It would be absurd to install postgres for this functionality but if it's available it offers at least two attractive alternatives.
I'll just put my test file here:
#!/bin/sh
echo "OPTION 1: DATA FULLY IMPORTED in temp table"
time (
< INPUTFILE.csv psql -c "
drop table if exists t;
create temporary table t(i1 int, i2 int, n3 numeric);
copy t from stdin with (format csv, delimiter ',');
copy (
select i1,i2,sum(n3) from t group by i1,i2 order by i1,i2
) to stdout with(format csv, delimiter ',');
"
)
echo "-- OPTION 2: DATA read via Foreign Data Wrapper (file_fdw)"

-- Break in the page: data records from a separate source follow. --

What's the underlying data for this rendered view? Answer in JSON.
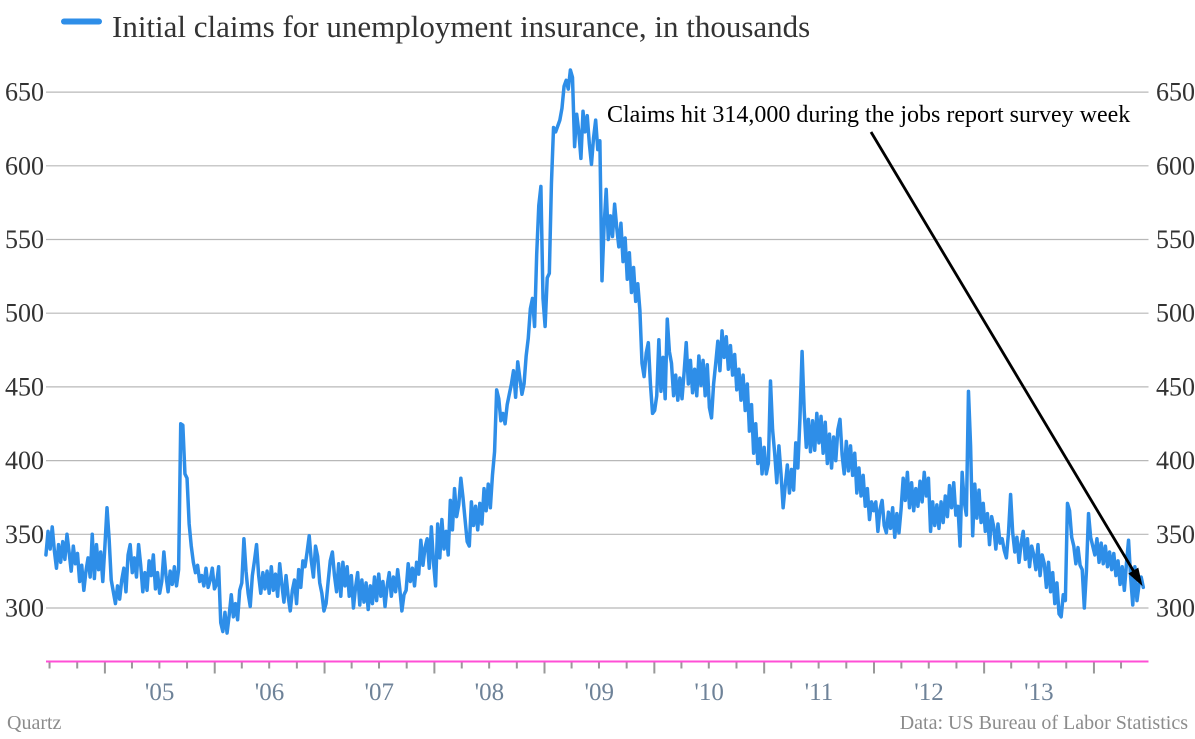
{
  "chart_data": {
    "type": "line",
    "title": "Initial claims for unemployment insurance, in thousands",
    "unit": "thousands",
    "x_first_week_ending": "2004-06-19",
    "x_step_days": 7,
    "values": [
      336,
      352,
      340,
      355,
      339,
      327,
      343,
      331,
      345,
      333,
      350,
      338,
      325,
      342,
      330,
      337,
      318,
      329,
      312,
      325,
      334,
      321,
      350,
      320,
      343,
      326,
      338,
      318,
      342,
      368,
      347,
      319,
      311,
      303,
      315,
      306,
      319,
      327,
      311,
      336,
      343,
      324,
      334,
      321,
      343,
      329,
      311,
      324,
      312,
      332,
      322,
      336,
      313,
      324,
      310,
      318,
      338,
      322,
      311,
      325,
      316,
      328,
      315,
      326,
      425,
      424,
      391,
      388,
      357,
      342,
      331,
      324,
      329,
      318,
      322,
      315,
      327,
      314,
      319,
      327,
      313,
      316,
      328,
      290,
      284,
      297,
      283,
      295,
      309,
      294,
      303,
      292,
      312,
      317,
      347,
      325,
      310,
      301,
      322,
      332,
      343,
      322,
      310,
      324,
      313,
      325,
      310,
      328,
      312,
      323,
      308,
      330,
      316,
      304,
      322,
      308,
      298,
      312,
      319,
      303,
      326,
      314,
      332,
      328,
      338,
      349,
      332,
      321,
      342,
      335,
      317,
      310,
      298,
      303,
      318,
      332,
      338,
      322,
      311,
      330,
      308,
      331,
      315,
      328,
      308,
      322,
      300,
      314,
      324,
      302,
      319,
      304,
      317,
      299,
      315,
      303,
      321,
      305,
      323,
      308,
      318,
      301,
      315,
      324,
      308,
      321,
      311,
      326,
      313,
      298,
      309,
      312,
      330,
      318,
      327,
      315,
      331,
      323,
      346,
      329,
      341,
      347,
      327,
      355,
      331,
      315,
      357,
      334,
      360,
      340,
      352,
      336,
      373,
      353,
      381,
      362,
      370,
      388,
      375,
      360,
      345,
      342,
      372,
      356,
      369,
      353,
      371,
      357,
      381,
      366,
      384,
      368,
      390,
      406,
      448,
      442,
      427,
      432,
      425,
      438,
      445,
      452,
      461,
      443,
      467,
      456,
      445,
      452,
      471,
      483,
      503,
      510,
      491,
      540,
      573,
      586,
      510,
      491,
      524,
      527,
      588,
      626,
      623,
      627,
      631,
      639,
      654,
      658,
      652,
      665,
      660,
      613,
      635,
      623,
      605,
      637,
      623,
      634,
      615,
      601,
      619,
      631,
      611,
      617,
      522,
      559,
      584,
      550,
      566,
      552,
      574,
      558,
      545,
      561,
      535,
      551,
      523,
      541,
      514,
      531,
      508,
      520,
      502,
      466,
      457,
      473,
      480,
      452,
      432,
      434,
      444,
      482,
      447,
      470,
      442,
      496,
      474,
      466,
      444,
      458,
      441,
      456,
      442,
      460,
      480,
      452,
      468,
      446,
      462,
      444,
      471,
      451,
      468,
      444,
      465,
      436,
      429,
      452,
      466,
      481,
      461,
      488,
      470,
      484,
      462,
      478,
      458,
      472,
      448,
      462,
      441,
      458,
      434,
      452,
      420,
      438,
      405,
      425,
      398,
      415,
      391,
      409,
      391,
      398,
      454,
      421,
      405,
      385,
      410,
      391,
      368,
      383,
      397,
      378,
      394,
      380,
      412,
      395,
      429,
      474,
      434,
      409,
      428,
      406,
      427,
      407,
      432,
      412,
      430,
      405,
      426,
      398,
      418,
      395,
      416,
      400,
      421,
      428,
      404,
      391,
      413,
      393,
      410,
      390,
      405,
      378,
      395,
      376,
      390,
      369,
      381,
      360,
      372,
      366,
      372,
      352,
      367,
      373,
      356,
      351,
      365,
      354,
      368,
      348,
      364,
      351,
      367,
      388,
      373,
      392,
      368,
      385,
      366,
      381,
      369,
      386,
      372,
      392,
      376,
      388,
      352,
      372,
      356,
      370,
      354,
      372,
      358,
      376,
      362,
      383,
      368,
      385,
      363,
      369,
      342,
      392,
      372,
      363,
      447,
      410,
      349,
      384,
      361,
      380,
      358,
      371,
      352,
      364,
      343,
      362,
      355,
      340,
      357,
      344,
      347,
      339,
      334,
      351,
      377,
      351,
      338,
      348,
      331,
      344,
      352,
      333,
      347,
      328,
      342,
      336,
      326,
      343,
      322,
      336,
      330,
      314,
      331,
      311,
      324,
      303,
      317,
      296,
      294,
      309,
      305,
      371,
      366,
      348,
      342,
      330,
      341,
      329,
      326,
      300,
      325,
      364,
      348,
      342,
      336,
      347,
      331,
      344,
      330,
      342,
      328,
      338,
      326,
      337,
      322,
      332,
      316,
      328,
      312,
      330,
      346,
      321,
      302,
      328,
      305,
      316,
      321,
      314
    ],
    "y_ticks": [
      300,
      350,
      400,
      450,
      500,
      550,
      600,
      650
    ],
    "x_tick_labels": [
      "'05",
      "'06",
      "'07",
      "'08",
      "'09",
      "'10",
      "'11",
      "'12",
      "'13"
    ],
    "x_tick_years": [
      2005,
      2006,
      2007,
      2008,
      2009,
      2010,
      2011,
      2012,
      2013
    ],
    "legend_position": "top-left",
    "grid": "horizontal",
    "annotation": {
      "text": "Claims hit 314,000 during the jobs report survey week",
      "points_to_value": 314
    }
  },
  "footer": {
    "left": "Quartz",
    "right": "Data: US Bureau of Labor Statistics"
  },
  "colors": {
    "line": "#2e8ee8",
    "axis_baseline": "#ff4fd6",
    "gridline": "#b8b8b8",
    "tick": "#999999",
    "y_label": "#333333",
    "x_label": "#6e8298",
    "title": "#333333",
    "annotation": "#000000",
    "footer": "#8c8c8c",
    "background": "#ffffff"
  }
}
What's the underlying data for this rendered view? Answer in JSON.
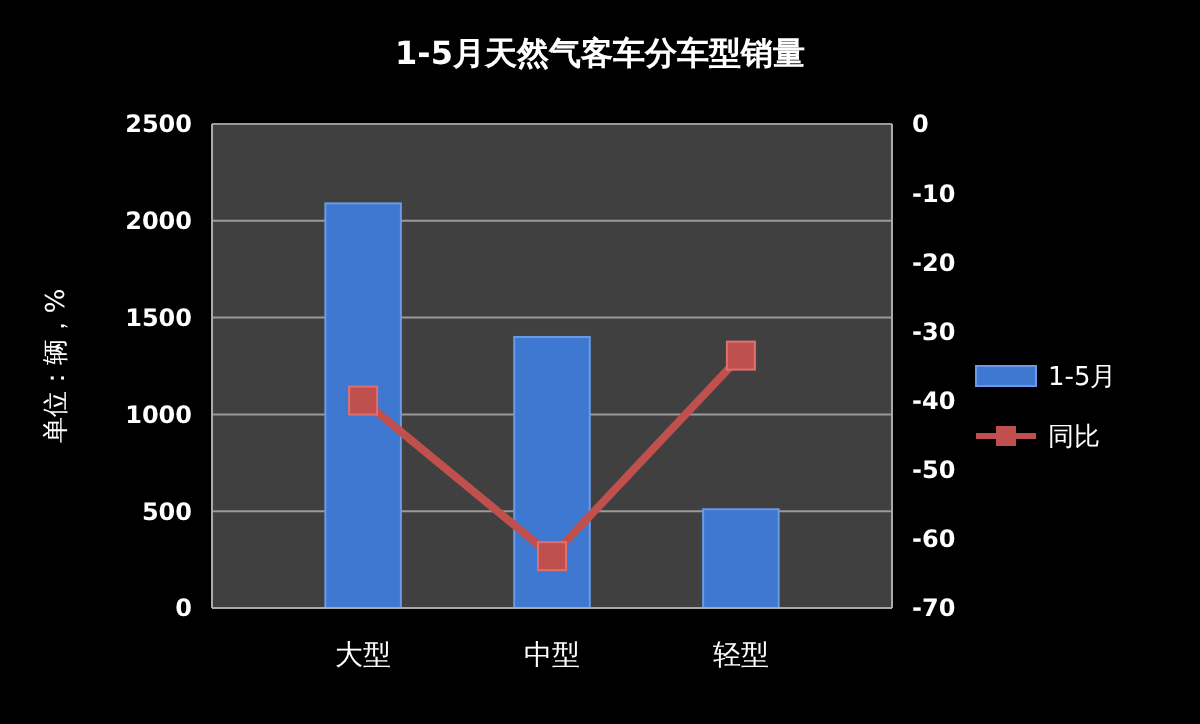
{
  "chart_data": {
    "type": "bar",
    "title": "1-5月天然气客车分车型销量",
    "ylabel": "单位：辆，%",
    "categories": [
      "大型",
      "中型",
      "轻型"
    ],
    "series": [
      {
        "name": "1-5月",
        "color": "#3f78d0",
        "values": [
          2090,
          1400,
          510
        ]
      },
      {
        "name": "同比",
        "type": "line",
        "axis": "y2",
        "color": "#c0504d",
        "values": [
          -40,
          -62.5,
          -33.5
        ],
        "marker": "square"
      }
    ],
    "ylim": [
      0,
      2500
    ],
    "yticks": [
      0,
      500,
      1000,
      1500,
      2000,
      2500
    ],
    "y2lim": [
      -70,
      0
    ],
    "y2ticks": [
      -70,
      -60,
      -50,
      -40,
      -30,
      -20,
      -10,
      0
    ],
    "grid": "y",
    "legend": "right"
  }
}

echo " drop foreign table if exists inputfile cascade;
drop server pgcsv cascade; " | psql -qX
time (
echo "
create server pgcsv foreign data wrapper file_fdw;
create foreign table inputfile (
i1 int,
i2 int,
n3 numeric
) server pgcsv
options ( filename '/tmp/INPUTFILE.csv', format 'csv' );
copy (
select i1,i2,sum(n3) from inputfile group by i1,i2 order by i1,
+i2 )
to stdout with(format csv, delimiter ',')
" | psql
)
I thought it was interesting to see the different timings:
-- OPTION 1: DATA FULLY IMPORTED in temp table
real 0m0.048s
user 0m0.002s
sys 0m0.006s
-- OPTION 2: DATA read via file_fdw (foreign data wrapper)
real 0m0.038s
user 0m0.002s
sys 0m0.006s
-- Your program
real 0m0.051s
user 0m0.048s
sys 0m0.003s
Foreign Tables, via Foreign Data Wrapper file_fdw, are handy in the gray area between file and database. There is the next step towards full database via a materialized view (of a foreign table) which offers more real db-features (indexing, for one).